È così che mi piace immaginarle, Elisabetta II Regina d’Inghilterra e Vivienne Westwood, Dama dell’Impero britannico che da poco ha raggiunto la sovrana, sedute da qualche parte nell’Universo mentre sorseggiano il tè delle cinque e se la ridono ricordando di quando la stilista più irriverente e rivoluzionaria del mondo si presentò a Buckingham Palace e nel far volteggiare la sua gonna vaporosa mostrò a tutti i fotografi assiepati che si era dimenticata di mettere le mutande.
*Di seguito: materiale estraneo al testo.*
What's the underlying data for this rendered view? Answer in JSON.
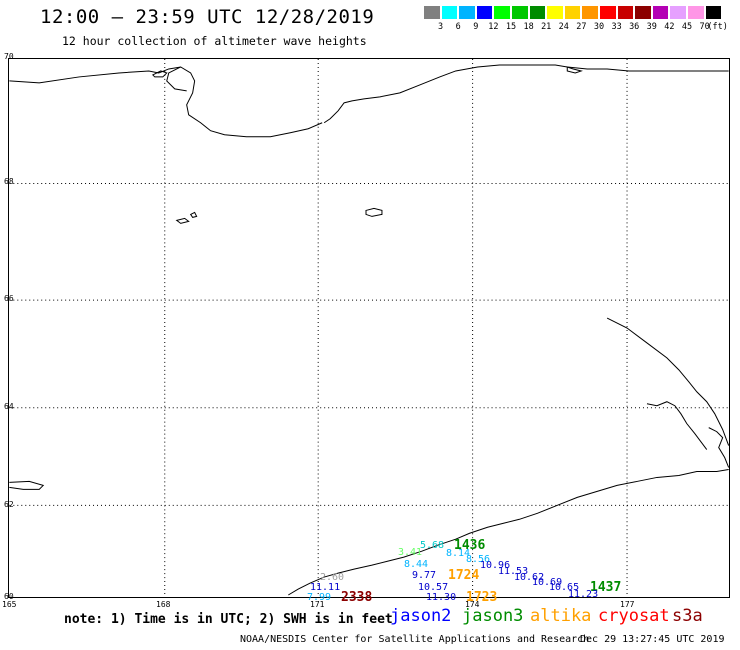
{
  "title": "12:00 – 23:59 UTC 12/28/2019",
  "subtitle": "12 hour collection of altimeter wave heights",
  "colorbar": {
    "unit": "(ft)",
    "colors": [
      "#808080",
      "#00ffff",
      "#00b4ff",
      "#0000ff",
      "#00ff00",
      "#00c800",
      "#008c00",
      "#ffff00",
      "#ffd200",
      "#ff9600",
      "#ff0000",
      "#c80000",
      "#8c0000",
      "#b400b4",
      "#e6a0ff",
      "#ff96e6",
      "#000000"
    ],
    "ticks": [
      "3",
      "6",
      "9",
      "12",
      "15",
      "18",
      "21",
      "24",
      "27",
      "30",
      "33",
      "36",
      "39",
      "42",
      "45",
      "70"
    ]
  },
  "map": {
    "lat_labels": [
      "70",
      "68",
      "66",
      "64",
      "62",
      "60"
    ],
    "lon_labels": [
      "165",
      "168",
      "171",
      "174",
      "177"
    ]
  },
  "observations": [
    {
      "text": "5.68",
      "color": "#00c8c8"
    },
    {
      "text": "1436",
      "color": "#008c00"
    },
    {
      "text": "3.41",
      "color": "#66ff66"
    },
    {
      "text": "8.14",
      "color": "#00b4ff"
    },
    {
      "text": "8.56",
      "color": "#00b4ff"
    },
    {
      "text": "8.44",
      "color": "#00b4ff"
    },
    {
      "text": "10.96",
      "color": "#0000cc"
    },
    {
      "text": "11.53",
      "color": "#0000cc"
    },
    {
      "text": "9.77",
      "color": "#0000cc"
    },
    {
      "text": "1724",
      "color": "#ffa000"
    },
    {
      "text": "10.62",
      "color": "#0000cc"
    },
    {
      "text": "10.69",
      "color": "#0000cc"
    },
    {
      "text": "10.65",
      "color": "#0000cc"
    },
    {
      "text": "1437",
      "color": "#008c00"
    },
    {
      "text": "2.60",
      "color": "#a0a0a0"
    },
    {
      "text": "11.11",
      "color": "#0000cc"
    },
    {
      "text": "10.57",
      "color": "#0000cc"
    },
    {
      "text": "11.23",
      "color": "#0000cc"
    },
    {
      "text": "7.99",
      "color": "#00b4ff"
    },
    {
      "text": "2338",
      "color": "#8c0000"
    },
    {
      "text": "11.30",
      "color": "#0000cc"
    },
    {
      "text": "1723",
      "color": "#ffa000"
    }
  ],
  "footer": {
    "note": "note: 1) Time is in UTC; 2) SWH is in feet",
    "satellites": [
      {
        "name": "jason2",
        "color": "#0000ff"
      },
      {
        "name": "jason3",
        "color": "#008c00"
      },
      {
        "name": "altika",
        "color": "#ffa000"
      },
      {
        "name": "cryosat",
        "color": "#ff0000"
      },
      {
        "name": "s3a",
        "color": "#8c0000"
      }
    ],
    "credit": "NOAA/NESDIS Center for Satellite Applications and Research",
    "timestamp": "Dec 29 13:27:45 UTC 2019"
  }
}
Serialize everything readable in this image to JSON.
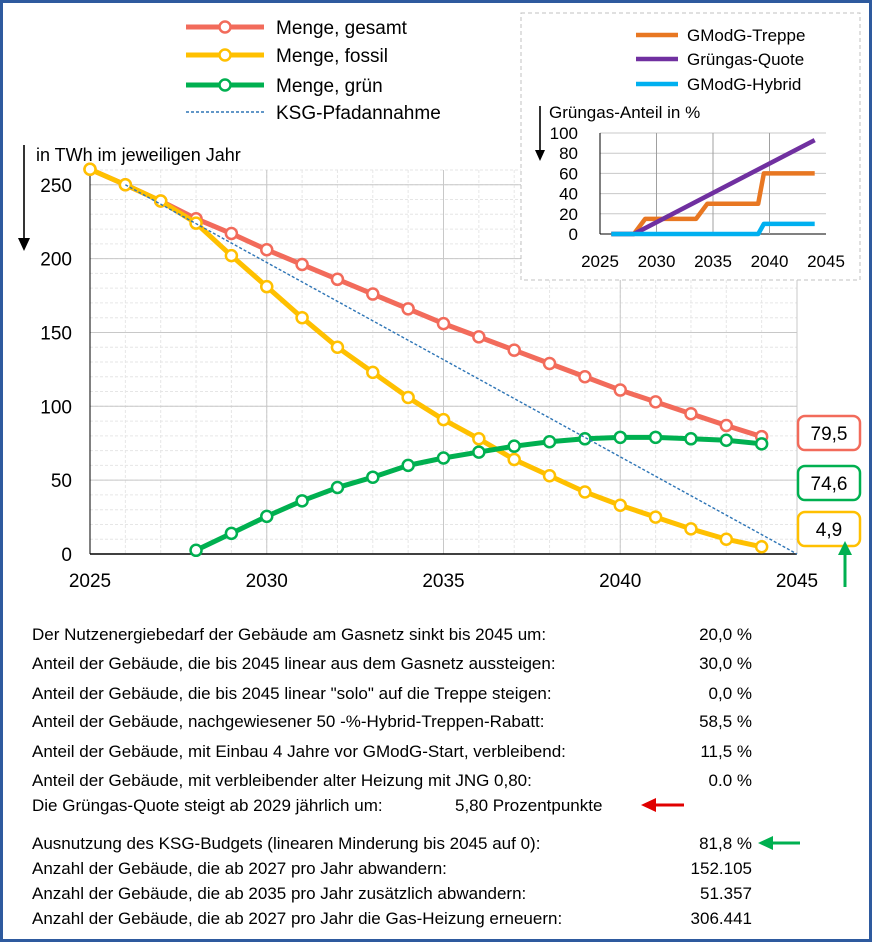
{
  "chart_data": [
    {
      "type": "line",
      "ylabel": "in TWh im jeweiligen Jahr",
      "xlim": [
        2025,
        2045
      ],
      "ylim": [
        0,
        260
      ],
      "xticks": [
        2025,
        2030,
        2035,
        2040,
        2045
      ],
      "yticks": [
        0,
        50,
        100,
        150,
        200,
        250
      ],
      "grid": true,
      "legend": "top-left",
      "series": [
        {
          "name": "Menge, gesamt",
          "color": "#f26b5b",
          "marker": "circle",
          "x": [
            2025,
            2026,
            2027,
            2028,
            2029,
            2030,
            2031,
            2032,
            2033,
            2034,
            2035,
            2036,
            2037,
            2038,
            2039,
            2040,
            2041,
            2042,
            2043,
            2044
          ],
          "values": [
            260.5,
            250,
            239,
            227,
            217,
            206,
            196,
            186,
            176,
            166,
            156,
            147,
            138,
            129,
            120,
            111,
            103,
            95,
            87,
            79.5
          ]
        },
        {
          "name": "Menge, fossil",
          "color": "#ffc000",
          "marker": "circle",
          "x": [
            2025,
            2026,
            2027,
            2028,
            2029,
            2030,
            2031,
            2032,
            2033,
            2034,
            2035,
            2036,
            2037,
            2038,
            2039,
            2040,
            2041,
            2042,
            2043,
            2044
          ],
          "values": [
            260.5,
            250,
            239,
            224,
            202,
            181,
            160,
            140,
            123,
            106,
            91,
            78,
            64,
            53,
            42,
            33,
            25,
            17,
            10,
            4.9
          ]
        },
        {
          "name": "Menge, grün",
          "color": "#00b050",
          "marker": "circle",
          "x": [
            2028,
            2029,
            2030,
            2031,
            2032,
            2033,
            2034,
            2035,
            2036,
            2037,
            2038,
            2039,
            2040,
            2041,
            2042,
            2043,
            2044
          ],
          "values": [
            2.5,
            14,
            25.5,
            36,
            45,
            52,
            60,
            65,
            69,
            73,
            76,
            78,
            79,
            79,
            78,
            77,
            74.6
          ]
        },
        {
          "name": "KSG-Pfadannahme",
          "color": "#2e75b6",
          "marker": "none",
          "dashed": true,
          "x": [
            2026,
            2045
          ],
          "values": [
            250,
            0
          ]
        }
      ],
      "callouts": [
        {
          "label": "79,5",
          "color": "#f26b5b"
        },
        {
          "label": "74,6",
          "color": "#00b050"
        },
        {
          "label": "4,9",
          "color": "#ffc000"
        }
      ]
    },
    {
      "type": "line",
      "ylabel": "Grüngas-Anteil in %",
      "xlim": [
        2025,
        2045
      ],
      "ylim": [
        0,
        100
      ],
      "xticks": [
        2025,
        2030,
        2035,
        2040,
        2045
      ],
      "yticks": [
        0,
        20,
        40,
        60,
        80,
        100
      ],
      "grid": true,
      "legend": "top",
      "series": [
        {
          "name": "GModG-Treppe",
          "color": "#e87722",
          "x": [
            2026,
            2028,
            2029,
            2033.5,
            2034.5,
            2039,
            2039.5,
            2044
          ],
          "values": [
            0,
            0,
            15,
            15,
            30,
            30,
            60,
            60
          ]
        },
        {
          "name": "Grüngas-Quote",
          "color": "#7030a0",
          "x": [
            2026,
            2028,
            2044
          ],
          "values": [
            0,
            0,
            93
          ]
        },
        {
          "name": "GModG-Hybrid",
          "color": "#00b0f0",
          "x": [
            2026,
            2039,
            2039.5,
            2044
          ],
          "values": [
            0,
            0,
            10,
            10
          ]
        }
      ]
    }
  ],
  "info_rows": [
    {
      "label": "Der Nutzenergiebedarf der Gebäude am Gasnetz sinkt bis 2045 um:",
      "value": "20,0 %"
    },
    {
      "label": "Anteil der Gebäude, die bis 2045 linear aus dem Gasnetz aussteigen:",
      "value": "30,0 %"
    },
    {
      "label": "Anteil der Gebäude, die bis 2045 linear \"solo\" auf die Treppe steigen:",
      "value": "0,0 %"
    },
    {
      "label": "Anteil der Gebäude, nachgewiesener 50 -%-Hybrid-Treppen-Rabatt:",
      "value": "58,5 %"
    },
    {
      "label": "Anteil der Gebäude, mit Einbau 4 Jahre vor GModG-Start, verbleibend:",
      "value": "11,5 %"
    },
    {
      "label": "Anteil der Gebäude, mit verbleibender alter Heizung mit JNG 0,80:",
      "value": "0.0 %"
    }
  ],
  "quota_row": {
    "label": "Die Grüngas-Quote steigt ab 2029 jährlich um:",
    "value": "5,80 Prozentpunkte"
  },
  "budget_rows": [
    {
      "label": "Ausnutzung des KSG-Budgets (linearen Minderung  bis 2045 auf 0):",
      "value": "81,8 %"
    },
    {
      "label": "Anzahl der Gebäude, die ab 2027  pro Jahr abwandern:",
      "value": "152.105"
    },
    {
      "label": "Anzahl der Gebäude, die ab 2035  pro Jahr zusätzlich abwandern:",
      "value": "51.357"
    },
    {
      "label": "Anzahl der Gebäude, die ab 2027  pro Jahr die Gas-Heizung erneuern:",
      "value": "306.441"
    }
  ],
  "arrow_colors": {
    "red": "#e00000",
    "green": "#00b050"
  }
}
Era il 1992 e la Regina aveva deciso di insignire l’artista ribelle di una onorificenza con cui le riconosceva talento e genialità nell’industria della moda inglese: il Most Excellent Order of the British Empire, un titolo con cui Elisabetta aveva mostrato di non portare rancore nonostante quelle magliette create dalla stilista che la ritraevano con la bocca cucita e tenuta ben chiusa da alcune spille da balia. Vivienne si era recata a corte rispettando l’etichetta senza indossare nulla di eccessivo e stravagante ma, al contrario, sfoggiando un completo grigio composto da un giacchino abbottonatissimo e da una gonna longuette a ruota che però, nell’atto di far roteare davanti alle macchine fotografiche, mostrò la totale assenza di biancheria intima.
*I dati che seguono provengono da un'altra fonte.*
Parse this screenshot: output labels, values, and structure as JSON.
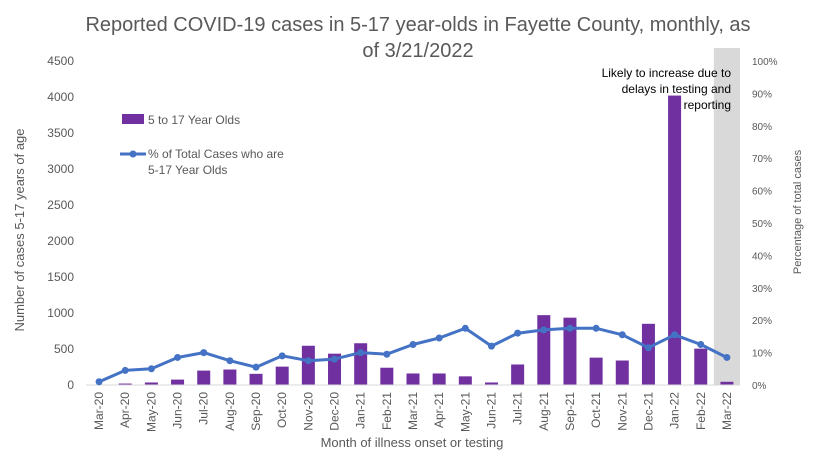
{
  "chart_data": {
    "type": "bar",
    "title_lines": [
      "Reported COVID-19 cases in 5-17 year-olds in Fayette County, monthly, as",
      "of 3/21/2022"
    ],
    "xlabel": "Month of illness onset or testing",
    "ylabel": "Number of cases 5-17 years of age",
    "y2label": "Percentage of total cases",
    "categories": [
      "Mar-20",
      "Apr-20",
      "May-20",
      "Jun-20",
      "Jul-20",
      "Aug-20",
      "Sep-20",
      "Oct-20",
      "Nov-20",
      "Dec-20",
      "Jan-21",
      "Feb-21",
      "Mar-21",
      "Apr-21",
      "May-21",
      "Jun-21",
      "Jul-21",
      "Aug-21",
      "Sep-21",
      "Oct-21",
      "Nov-21",
      "Dec-21",
      "Jan-22",
      "Feb-22",
      "Mar-22"
    ],
    "ylim": [
      0,
      4500
    ],
    "yticks": [
      "0",
      "500",
      "1000",
      "1500",
      "2000",
      "2500",
      "3000",
      "3500",
      "4000",
      "4500"
    ],
    "y2lim": [
      0,
      100
    ],
    "y2ticks": [
      "0%",
      "10%",
      "20%",
      "30%",
      "40%",
      "50%",
      "60%",
      "70%",
      "80%",
      "90%",
      "100%"
    ],
    "series": [
      {
        "name": "5 to 17 Year Olds",
        "type": "bar",
        "axis": "left",
        "color": "#7030a0",
        "values": [
          5,
          20,
          35,
          75,
          200,
          215,
          155,
          255,
          545,
          435,
          580,
          240,
          160,
          160,
          120,
          35,
          285,
          970,
          935,
          380,
          340,
          850,
          4020,
          505,
          45
        ]
      },
      {
        "name": "% of Total Cases who are 5-17 Year Olds",
        "legend_lines": [
          "% of Total Cases who are",
          "5-17 Year Olds"
        ],
        "type": "line",
        "axis": "right",
        "color": "#4472c4",
        "values": [
          1,
          4.5,
          5,
          8.5,
          10,
          7.5,
          5.5,
          9,
          7.5,
          8,
          10,
          9.5,
          12.5,
          14.5,
          17.5,
          12,
          16,
          17,
          17.5,
          17.5,
          15.5,
          11.5,
          15.5,
          12.5,
          8.5
        ]
      }
    ],
    "shaded_region": {
      "category": "Mar-22",
      "color": "#d9d9d9"
    },
    "annotation_lines": [
      "Likely to increase due to",
      "delays in testing and",
      "reporting"
    ],
    "grid": false,
    "legend_position": "upper-left"
  }
}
D’altronde qualche anno più tardi la stessa Westwood ebbe a confessare ad un giornalista di non essere solita usare gli slip sotto alle gonne ma solo, di tanto in tanto, i boxer di seta del marito sotto i pantaloni. Pare che Elisabetta II in fondo ne rimase divertita, forse invidiando anche un po’ la tempra e l’audacia di una donna che poteva permettersi di dire e di fare quello che voleva. Perché se c’è stata una personalità che nel mondo della moda può essere considerata a tutti gli effetti “rivoluzionaria”, quella è proprio la signora dai capelli rossi che nella storia del fashion system ha saputo meglio di chiunque altro interpretare lo spirito dei tempi e in molti casi anticiparne le tendenze.

Anche se non amava la definizione di “regina del punk”, Vivienne Westwood morta a 81 anni lo scorso 29 dicembre, insieme al secondo marito Malcom McLaren, discografico e artista, nella Londra degli anni Settanta aveva creato uno stile e aperto una boutique che andava oltre la moda dei ragazzi che sfilavano con la cresta in King’s Road ma rappresentava un vero e proprio movimento culturale giovanile di cui il gruppo musicale dei Sex Pistols delle origini incarnava plasticamente l’essenza.
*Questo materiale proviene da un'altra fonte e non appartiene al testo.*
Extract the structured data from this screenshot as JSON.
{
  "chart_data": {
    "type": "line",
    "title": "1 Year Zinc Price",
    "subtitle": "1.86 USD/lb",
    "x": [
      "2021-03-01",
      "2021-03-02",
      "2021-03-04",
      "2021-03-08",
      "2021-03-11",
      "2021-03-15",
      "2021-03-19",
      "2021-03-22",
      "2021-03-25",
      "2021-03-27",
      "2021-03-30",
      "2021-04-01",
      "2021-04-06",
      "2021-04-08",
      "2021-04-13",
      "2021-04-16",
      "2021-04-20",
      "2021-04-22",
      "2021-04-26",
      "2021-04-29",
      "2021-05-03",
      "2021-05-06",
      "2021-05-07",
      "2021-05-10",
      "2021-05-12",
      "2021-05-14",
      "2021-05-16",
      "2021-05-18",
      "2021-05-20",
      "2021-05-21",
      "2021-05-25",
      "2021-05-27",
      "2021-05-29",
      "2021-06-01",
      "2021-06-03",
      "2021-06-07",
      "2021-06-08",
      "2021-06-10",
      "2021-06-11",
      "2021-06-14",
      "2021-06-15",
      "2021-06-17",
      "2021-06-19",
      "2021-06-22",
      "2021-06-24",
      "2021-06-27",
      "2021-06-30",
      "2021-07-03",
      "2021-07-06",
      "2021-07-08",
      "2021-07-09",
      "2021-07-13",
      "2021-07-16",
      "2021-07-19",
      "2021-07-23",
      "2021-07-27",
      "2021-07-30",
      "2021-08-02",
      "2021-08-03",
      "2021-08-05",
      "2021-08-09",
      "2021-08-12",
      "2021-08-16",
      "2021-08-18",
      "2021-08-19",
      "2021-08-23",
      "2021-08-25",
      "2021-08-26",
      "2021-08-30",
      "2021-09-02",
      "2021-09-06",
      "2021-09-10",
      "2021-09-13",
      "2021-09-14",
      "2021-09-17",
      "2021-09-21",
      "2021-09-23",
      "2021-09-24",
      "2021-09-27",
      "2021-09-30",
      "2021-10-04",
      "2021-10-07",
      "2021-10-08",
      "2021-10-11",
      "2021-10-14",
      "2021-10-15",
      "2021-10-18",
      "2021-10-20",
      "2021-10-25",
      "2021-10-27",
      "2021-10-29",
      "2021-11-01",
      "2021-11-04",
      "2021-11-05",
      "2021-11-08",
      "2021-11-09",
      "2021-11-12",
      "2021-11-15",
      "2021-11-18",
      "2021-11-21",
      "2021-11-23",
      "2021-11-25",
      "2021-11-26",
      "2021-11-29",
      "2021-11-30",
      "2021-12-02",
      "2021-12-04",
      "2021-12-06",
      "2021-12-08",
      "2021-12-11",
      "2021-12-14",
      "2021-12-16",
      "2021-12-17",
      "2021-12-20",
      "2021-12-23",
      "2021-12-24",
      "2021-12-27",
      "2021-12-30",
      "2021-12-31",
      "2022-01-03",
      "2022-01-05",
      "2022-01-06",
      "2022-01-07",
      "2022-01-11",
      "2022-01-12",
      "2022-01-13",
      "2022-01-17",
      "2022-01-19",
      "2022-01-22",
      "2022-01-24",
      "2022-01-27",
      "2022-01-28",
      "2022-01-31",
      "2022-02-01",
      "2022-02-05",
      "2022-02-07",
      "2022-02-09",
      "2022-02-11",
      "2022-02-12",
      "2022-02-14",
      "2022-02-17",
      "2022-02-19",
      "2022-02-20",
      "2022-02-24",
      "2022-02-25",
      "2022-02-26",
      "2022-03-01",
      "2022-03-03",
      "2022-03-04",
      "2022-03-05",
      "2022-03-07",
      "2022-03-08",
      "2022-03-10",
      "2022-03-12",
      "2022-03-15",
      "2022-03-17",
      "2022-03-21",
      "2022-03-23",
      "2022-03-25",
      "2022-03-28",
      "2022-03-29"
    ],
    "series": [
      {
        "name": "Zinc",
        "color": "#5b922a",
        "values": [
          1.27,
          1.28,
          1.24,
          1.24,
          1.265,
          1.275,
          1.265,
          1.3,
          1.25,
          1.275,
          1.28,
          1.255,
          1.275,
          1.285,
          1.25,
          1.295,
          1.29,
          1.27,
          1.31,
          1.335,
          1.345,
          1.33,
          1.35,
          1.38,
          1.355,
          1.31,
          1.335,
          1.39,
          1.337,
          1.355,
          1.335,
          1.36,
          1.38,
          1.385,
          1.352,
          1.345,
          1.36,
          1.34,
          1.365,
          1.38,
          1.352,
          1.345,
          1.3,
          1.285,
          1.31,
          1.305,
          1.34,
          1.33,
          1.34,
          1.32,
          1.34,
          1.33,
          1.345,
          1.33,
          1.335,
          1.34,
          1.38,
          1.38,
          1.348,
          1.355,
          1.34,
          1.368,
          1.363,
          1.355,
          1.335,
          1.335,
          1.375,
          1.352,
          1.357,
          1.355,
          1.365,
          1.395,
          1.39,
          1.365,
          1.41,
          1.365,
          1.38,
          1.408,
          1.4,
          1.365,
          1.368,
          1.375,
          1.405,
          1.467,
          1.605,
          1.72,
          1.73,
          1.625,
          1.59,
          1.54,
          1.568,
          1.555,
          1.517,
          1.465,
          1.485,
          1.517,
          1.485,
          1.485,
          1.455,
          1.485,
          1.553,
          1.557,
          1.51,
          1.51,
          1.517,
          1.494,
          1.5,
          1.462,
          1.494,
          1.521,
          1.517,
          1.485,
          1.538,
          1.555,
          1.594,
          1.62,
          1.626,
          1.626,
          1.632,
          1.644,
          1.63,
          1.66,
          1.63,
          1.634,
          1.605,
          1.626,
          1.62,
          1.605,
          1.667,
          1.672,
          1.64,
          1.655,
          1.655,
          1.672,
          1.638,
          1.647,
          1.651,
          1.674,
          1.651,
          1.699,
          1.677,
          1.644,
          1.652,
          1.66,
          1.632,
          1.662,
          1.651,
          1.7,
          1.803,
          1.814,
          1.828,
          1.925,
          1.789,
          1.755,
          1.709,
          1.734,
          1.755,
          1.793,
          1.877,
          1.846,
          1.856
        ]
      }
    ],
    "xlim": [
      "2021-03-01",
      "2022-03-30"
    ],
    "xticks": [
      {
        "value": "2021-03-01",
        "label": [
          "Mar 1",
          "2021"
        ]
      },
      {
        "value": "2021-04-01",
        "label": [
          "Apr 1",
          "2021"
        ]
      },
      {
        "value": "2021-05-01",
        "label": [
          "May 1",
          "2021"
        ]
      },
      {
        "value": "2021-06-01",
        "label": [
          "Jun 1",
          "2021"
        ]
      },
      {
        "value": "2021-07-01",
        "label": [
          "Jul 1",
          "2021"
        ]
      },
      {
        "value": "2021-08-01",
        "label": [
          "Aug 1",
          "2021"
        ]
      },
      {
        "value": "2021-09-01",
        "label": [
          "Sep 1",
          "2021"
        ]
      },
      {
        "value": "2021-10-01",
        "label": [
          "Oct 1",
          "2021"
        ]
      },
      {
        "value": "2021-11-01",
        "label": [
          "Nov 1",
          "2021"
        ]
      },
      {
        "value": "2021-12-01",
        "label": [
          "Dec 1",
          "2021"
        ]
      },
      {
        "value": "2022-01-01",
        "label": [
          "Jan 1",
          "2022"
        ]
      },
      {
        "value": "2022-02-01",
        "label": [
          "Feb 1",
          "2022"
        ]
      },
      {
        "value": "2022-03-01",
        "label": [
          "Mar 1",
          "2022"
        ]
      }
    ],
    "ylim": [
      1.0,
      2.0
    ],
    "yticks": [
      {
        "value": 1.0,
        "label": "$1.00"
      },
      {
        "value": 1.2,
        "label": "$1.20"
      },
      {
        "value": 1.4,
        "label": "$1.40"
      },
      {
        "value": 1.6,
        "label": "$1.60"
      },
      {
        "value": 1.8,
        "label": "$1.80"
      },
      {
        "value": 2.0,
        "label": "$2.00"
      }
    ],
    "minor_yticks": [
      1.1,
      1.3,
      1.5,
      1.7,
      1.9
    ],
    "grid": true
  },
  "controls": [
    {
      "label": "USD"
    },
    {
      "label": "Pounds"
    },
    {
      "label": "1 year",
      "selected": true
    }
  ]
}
Negli anni a seguire, dopo le spille da balia, le catene, i capi in pelle nera e le t-shirt strappate, la Westwood virò verso lo stile new romantic rivisitando le ampie gonne vittoriane rese vaporose dalle crinoline, i volant e le gorgiere, le scarpe con plateau e tacchi vertiginosi, il tartan e il tweed reinventati, la lingerie indossata sopra gli abiti e i corsetti che tanto piacciono alle nuove generazioni passando anche per gli abiti da sposa di cui il modello più memorabile rimane quello indossato da Sarah Jessica Parker nel film del 2008 che rappresenta il sequel della serie tv Sex and the city.

Ma la Westwood non è stata solo un’instancabile e vorace creativa con la passione per lo studio minuzioso della storia della moda e del costume, è stata anche una fervida attivista che ha partecipato senza remore e timori a cortei e manifestazioni di protesta per l’indipendenza della Scozia, il vegetarianismo, la moda sostenibile, l’affermazione dei diritti civili, la scarcerazione di dissidenti politici, la difesa dell’ambiente contro il surriscaldamento globale.

Celebre è la sua “lettera alla Terra” che aveva letto solo un anno fa in occasione della Cop 26 facendo un accorato appello ai governi e ai potenti del nostro pianeta affinchè si rendessero conto che la parola economia significa gestione domestica, la Terra è la nostra unica casa e senza sostenibilità non c’è futuro.

Mi piace immaginarmele così, Lilibet e Vivienne al tè delle cinque, mentre mangiano scones, ridono e magari sfogliano quella rivista del 1989 che ritraeva in copertina la Westwood con indosso un vestito che doveva essere consegnato a Margareth Thatcher e lo slogan “Un tempo questa donna era punk”.